What is the Role of JAF Consulting in REDCap Validation?

“Reducing risk while strengthening research electronic data capture (REDCap) processes for institutional organizations and teams.”

The fundamental goal of JAF Consulting Inc. is to provide a risk-based approach to the validation of REDCap’s Electronic Informed Consent (eIC) module, Electronic Data Capture (EDC), eDocs (21 CFR Part 11 file upload feature), all other REDCap core functionalities to ensure compliance with current FDA regulations and guidelines per Good Clinical Practices.

Validation Approach:

The JAF risk-based validation approach provides a very cost effective solution for the implementation of  eIC, EDC, and eDocs (file upload) for the REDCap system. Risk-based validation includes as-built configuration verification along with validation testing of user / functional / configuration requirement specifications.  The current installation of REDCap v 10or higher has the eIC, EDC, and eDocs (file upload) included as part of the installation file.  Industry accepted Software Development Life Cycle (e.g., Agile, Waterfall, Rapid Application Development, Lean, Iterative, Spiral) model is adopted to implement the REDCap system at each client site. Based on the software development lifecycle model, risk assessment is performed on  project and functional levels. Having direct impact on patient safety this system falls in the GxP major category. Functional risk assessment is performed on critical business requirements, 21 CFR part 11 requirement(s), data integrity requirements infrastructure, security and non-functional requirements.  Based upon the outcome of the assessment, all identified risks are mitigated through validation testing.

JAF deliverables provided for the validation effort include:

1) GxP Assessment
2) Validation Master Plan
3) System Requirements Specification (includes URS/FRS/CS)
4) Installation Qualification
5) Operational Qualification
6) Performance Qualification
7) Requirements Traceability Matrix
8) Operation and Administration Standard Operating Procedures (SOPs)
9) Validation Summary Report
10) Release Memo

What makes JAF a perfect partner for your REDCap implementation and validation?
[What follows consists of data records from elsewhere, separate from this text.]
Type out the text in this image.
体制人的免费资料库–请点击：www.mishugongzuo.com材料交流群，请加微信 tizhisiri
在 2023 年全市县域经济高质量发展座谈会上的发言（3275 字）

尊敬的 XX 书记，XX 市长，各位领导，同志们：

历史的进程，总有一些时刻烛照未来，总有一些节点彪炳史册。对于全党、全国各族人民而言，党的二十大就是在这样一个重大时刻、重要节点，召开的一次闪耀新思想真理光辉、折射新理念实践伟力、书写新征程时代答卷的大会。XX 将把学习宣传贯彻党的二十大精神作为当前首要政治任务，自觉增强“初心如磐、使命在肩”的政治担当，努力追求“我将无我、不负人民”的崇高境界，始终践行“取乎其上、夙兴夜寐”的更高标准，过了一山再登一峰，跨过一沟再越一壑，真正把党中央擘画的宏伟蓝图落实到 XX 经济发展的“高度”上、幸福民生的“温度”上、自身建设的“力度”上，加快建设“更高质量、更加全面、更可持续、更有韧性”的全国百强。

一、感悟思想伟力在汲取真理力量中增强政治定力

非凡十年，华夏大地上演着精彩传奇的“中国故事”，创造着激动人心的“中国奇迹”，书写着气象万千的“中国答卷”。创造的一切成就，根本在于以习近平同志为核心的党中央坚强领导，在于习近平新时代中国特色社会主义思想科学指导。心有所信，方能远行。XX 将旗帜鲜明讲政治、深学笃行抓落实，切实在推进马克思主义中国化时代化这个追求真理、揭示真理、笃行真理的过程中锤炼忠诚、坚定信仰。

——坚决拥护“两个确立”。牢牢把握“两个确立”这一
JAF has implemented the REDCap application at various client sites utilizing numerous use cases. The JAF team has been involved with :

Fully validating eConsent, EDC and REDCap core functionality modules.
Identifying and resolving any implementation issues prior to system handover to a client.
Provided Quality Assurance to all REDCap implementations that resulted in the application meeting regulatory compliance.
Worked closely with the client to ensure they achieved a smooth validation knowledge transfer after project delivery.
Worked with clients on identifying training requirements and training plan for the site.
Worked with clients on developing a Quality Management System (QMS) to ensureREDCap stays compliant, post hand over.
Worked with clients in identifying and validating custom built functionalities for the REDCap application.

Possible Risks and Threats of not validating REDCap found by JAF:

A non-validated product can result in not meeting the expectations of regulatory agencies.Following are examples of frequently observed compliance gaps:

1. Incorrect segregation of duties.
2. Business processes are not optimized.
3. Data Access groups were not properly configured for the application of different sites.
4. Creating non-validated custom build features for production use.
5. Information has not been backed up at an encrypted secondary location.
6. There is no disaster recovery plan in place.
7. There is no training plan in place for the REDCap system’s operation and administration.
8. Upgrades and changes that are not documented to ensure continuance of business processes.

How does JAF ensure system integrity:

We meet the ALCOA+ guidelines, through

Extensive system testing,
Implementing procedural controls for system operation, administration and maintenance, Providing quality assurance oversight
Establishing Business Continuity and Disaster Recovery Process for the application.